Retinal thinning differentiates treatment effects in relapsing multiple sclerosis below the clinical threshold

Abstract

Objective

To investigate retinal layer thinning as a biomarker of disease-modifying treatment (DMT) effects in relapsing multiple sclerosis (RMS).

Methods

From an ongoing prospective observational study, we included patients with RMS, who (i) had an optical coherence tomography (OCT) scan within 6 to 12 months after DMT start (rebaseline) and ≥1 follow-up OCT ≥12 months after rebaseline and (ii) adhered to DMT during follow-up. Differences between DMT in thinning of peripapillary-retinal-nerve-fiber-layer (pRNFL) and macular ganglion cell-plus-inner plexiform-layer (GCIPL) were analyzed using mixed-effects linear regression. Eyes suffering optic neuritis during follow-up were excluded.

Results

We included 291 RMS patients (mean age 30.8 years [SD 7.9], 72.9% female, median disease duration 9 months [range 6–94], median rebaseline-to-last-follow-up-interval 32 months [12–82]).

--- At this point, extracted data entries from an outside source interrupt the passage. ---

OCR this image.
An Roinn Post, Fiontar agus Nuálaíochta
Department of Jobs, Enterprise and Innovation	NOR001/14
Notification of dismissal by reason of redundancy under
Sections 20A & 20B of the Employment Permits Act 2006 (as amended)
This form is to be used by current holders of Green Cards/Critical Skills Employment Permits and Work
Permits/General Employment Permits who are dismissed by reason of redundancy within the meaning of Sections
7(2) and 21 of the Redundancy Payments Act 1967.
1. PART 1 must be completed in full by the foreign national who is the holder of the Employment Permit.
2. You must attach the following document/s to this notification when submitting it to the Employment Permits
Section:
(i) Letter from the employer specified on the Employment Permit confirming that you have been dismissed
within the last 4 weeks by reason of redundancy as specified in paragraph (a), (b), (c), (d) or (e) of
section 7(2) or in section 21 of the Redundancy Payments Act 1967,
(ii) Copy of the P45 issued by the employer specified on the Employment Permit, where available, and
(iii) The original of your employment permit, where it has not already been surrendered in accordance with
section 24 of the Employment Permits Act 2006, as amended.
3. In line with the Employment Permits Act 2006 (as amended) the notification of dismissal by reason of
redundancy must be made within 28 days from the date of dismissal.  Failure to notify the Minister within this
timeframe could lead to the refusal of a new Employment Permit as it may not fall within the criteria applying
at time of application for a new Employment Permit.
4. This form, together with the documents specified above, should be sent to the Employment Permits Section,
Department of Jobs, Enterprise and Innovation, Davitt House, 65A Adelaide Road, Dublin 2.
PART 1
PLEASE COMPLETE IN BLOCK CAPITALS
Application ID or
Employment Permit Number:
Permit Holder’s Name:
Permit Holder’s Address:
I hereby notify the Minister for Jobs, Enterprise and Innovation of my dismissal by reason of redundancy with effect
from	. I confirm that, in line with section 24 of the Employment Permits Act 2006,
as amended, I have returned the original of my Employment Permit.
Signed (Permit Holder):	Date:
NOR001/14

Mean annualized rates of retinal layer thinning (%/year) in reference to DMF (n = 84, GCIPL 0.28, pRNFL 0.53) were similar under TERI (n = 18, GCIPL 0.34, pRNFL 0.59), GLAT (n = 24, GCIPL 0.32, pRNFL 0.56), and IFNb (n = 13, GCIPL 0.33, pRNFL 0.60) were slightly lower under S1PM (n = 27, GCIPL 0.19, pRNFL 0.42) and CLA (n = 23, GCIPL 0.20, pRNFL 0.42), and were significantly lower under NTZ (n = 47, GCIPL 0.09, pRNFL 0.24; both p < 0.001) and antiCD20 (n = 55, GCIPL 0.10, pRNFL 0.23; both p < 0.001). In patients achieving NEDA-2, observed thinning rates were lower overall, but still significantly lower under NTZ and antiCD20.

Interpretation

Applying a rebaselining concept, retinal layer thinning differentiates DMT effects even in clinically stable patients and, thus, might be a useful biomarker to monitor DMT efficacy on subclinical neuroaxonal degeneration—at least on a group level.